Dienstreise mit Annette Schavan


Zwei Professoren der Ruhr-Uni begleiteten die Ministerin in Asien



Drei deutsche Wissenschaftler waren im November mit Annette Schavan in Asien unterwegs, allein zwei davon von der Ruhr-Uni. Prof. Matthias Rögner (Biochemie der Pflanzen) und Prof. Uwe Czarnetzki (Experimentalphysik) unterstützen die Forschungsministerin beispielsweise bei der Suche nach Kooperationspartnern in Japan und Korea. Nach Ende der Reise sprach Arne Dessaul mit Prof. Rögner.

RUBENS: Herr Professor Rögner, wie kam es zu dieser für die Ruhr-Uni erfreulichen Quote?
Prof. Rögner: Das liegt zum Großteil an den einschlägigen Erfahrungen von Herrn Czarnetzki und mir. Wir sind aufgrund unserer Forschungsgebiete beide regelmäßig in Japan. Darauf wurde man im Bundesforschungsministerium (BMBF) aufmerksam und lud uns ein.

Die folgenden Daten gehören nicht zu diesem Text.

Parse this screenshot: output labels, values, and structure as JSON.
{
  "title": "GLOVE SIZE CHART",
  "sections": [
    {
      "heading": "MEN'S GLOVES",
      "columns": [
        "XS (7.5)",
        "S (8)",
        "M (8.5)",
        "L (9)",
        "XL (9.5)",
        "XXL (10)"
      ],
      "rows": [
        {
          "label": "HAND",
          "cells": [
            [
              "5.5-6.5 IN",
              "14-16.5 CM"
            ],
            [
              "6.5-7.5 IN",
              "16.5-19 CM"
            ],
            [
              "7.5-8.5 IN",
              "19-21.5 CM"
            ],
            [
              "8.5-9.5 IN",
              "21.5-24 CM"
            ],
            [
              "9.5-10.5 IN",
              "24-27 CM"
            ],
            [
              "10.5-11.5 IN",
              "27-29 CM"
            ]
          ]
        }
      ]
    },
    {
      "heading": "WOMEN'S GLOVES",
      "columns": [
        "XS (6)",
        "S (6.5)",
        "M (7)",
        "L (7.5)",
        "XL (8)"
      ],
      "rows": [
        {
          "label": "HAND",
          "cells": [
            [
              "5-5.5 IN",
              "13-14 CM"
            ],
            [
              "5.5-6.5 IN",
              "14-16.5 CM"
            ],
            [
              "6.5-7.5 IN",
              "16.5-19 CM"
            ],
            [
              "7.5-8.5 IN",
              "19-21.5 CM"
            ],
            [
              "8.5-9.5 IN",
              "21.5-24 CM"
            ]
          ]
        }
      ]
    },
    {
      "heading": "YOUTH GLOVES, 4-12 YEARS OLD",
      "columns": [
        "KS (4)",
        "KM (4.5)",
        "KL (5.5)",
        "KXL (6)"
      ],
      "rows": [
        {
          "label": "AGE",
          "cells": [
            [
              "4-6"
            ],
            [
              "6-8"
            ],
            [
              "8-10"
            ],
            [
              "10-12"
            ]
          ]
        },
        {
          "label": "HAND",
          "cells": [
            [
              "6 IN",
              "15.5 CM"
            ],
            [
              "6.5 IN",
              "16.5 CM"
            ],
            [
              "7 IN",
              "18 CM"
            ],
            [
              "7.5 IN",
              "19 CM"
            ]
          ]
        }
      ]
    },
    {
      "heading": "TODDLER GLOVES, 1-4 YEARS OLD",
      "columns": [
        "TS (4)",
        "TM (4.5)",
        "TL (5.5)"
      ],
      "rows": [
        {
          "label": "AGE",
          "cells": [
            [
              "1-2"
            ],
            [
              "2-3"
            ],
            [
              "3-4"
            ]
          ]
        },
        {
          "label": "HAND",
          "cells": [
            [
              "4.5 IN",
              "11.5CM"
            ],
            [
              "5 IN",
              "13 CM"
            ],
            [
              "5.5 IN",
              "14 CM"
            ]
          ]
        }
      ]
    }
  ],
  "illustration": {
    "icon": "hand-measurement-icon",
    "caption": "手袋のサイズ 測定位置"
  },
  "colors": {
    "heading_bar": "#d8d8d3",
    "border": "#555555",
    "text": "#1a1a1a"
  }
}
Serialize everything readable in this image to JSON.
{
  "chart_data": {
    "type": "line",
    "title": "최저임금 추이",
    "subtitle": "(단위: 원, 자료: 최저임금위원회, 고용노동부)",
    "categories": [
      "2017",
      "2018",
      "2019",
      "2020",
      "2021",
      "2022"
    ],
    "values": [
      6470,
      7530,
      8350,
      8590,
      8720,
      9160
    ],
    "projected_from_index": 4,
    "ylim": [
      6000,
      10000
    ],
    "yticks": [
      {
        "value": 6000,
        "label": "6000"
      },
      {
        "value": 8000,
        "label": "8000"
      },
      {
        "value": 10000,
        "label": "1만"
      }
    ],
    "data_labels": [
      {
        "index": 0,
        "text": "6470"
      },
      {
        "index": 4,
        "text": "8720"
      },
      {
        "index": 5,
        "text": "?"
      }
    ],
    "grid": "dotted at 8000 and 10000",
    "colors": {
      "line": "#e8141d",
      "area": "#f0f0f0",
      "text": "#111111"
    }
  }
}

Wir haben auch schon vorher zu einem Beraterkreis beim BMBF gehört, wo es um die Intensivierung der deutsch-japanischen Beziehungen geht.

RUBENS: Sie sprechen sogar Japanisch?
Prof. Rögner: Ja, nicht perfekt, aber es reicht aus, um zum Beispiel japanische Kontakte zu pflegen. Zurzeit sind an meinem Lehrstuhl zwei Japaner, ein Masterstudent und ein Postdoktorand. Und eine meiner Studentinnen ist momentan an der Eliteuniversität Japans, der Tokyo University.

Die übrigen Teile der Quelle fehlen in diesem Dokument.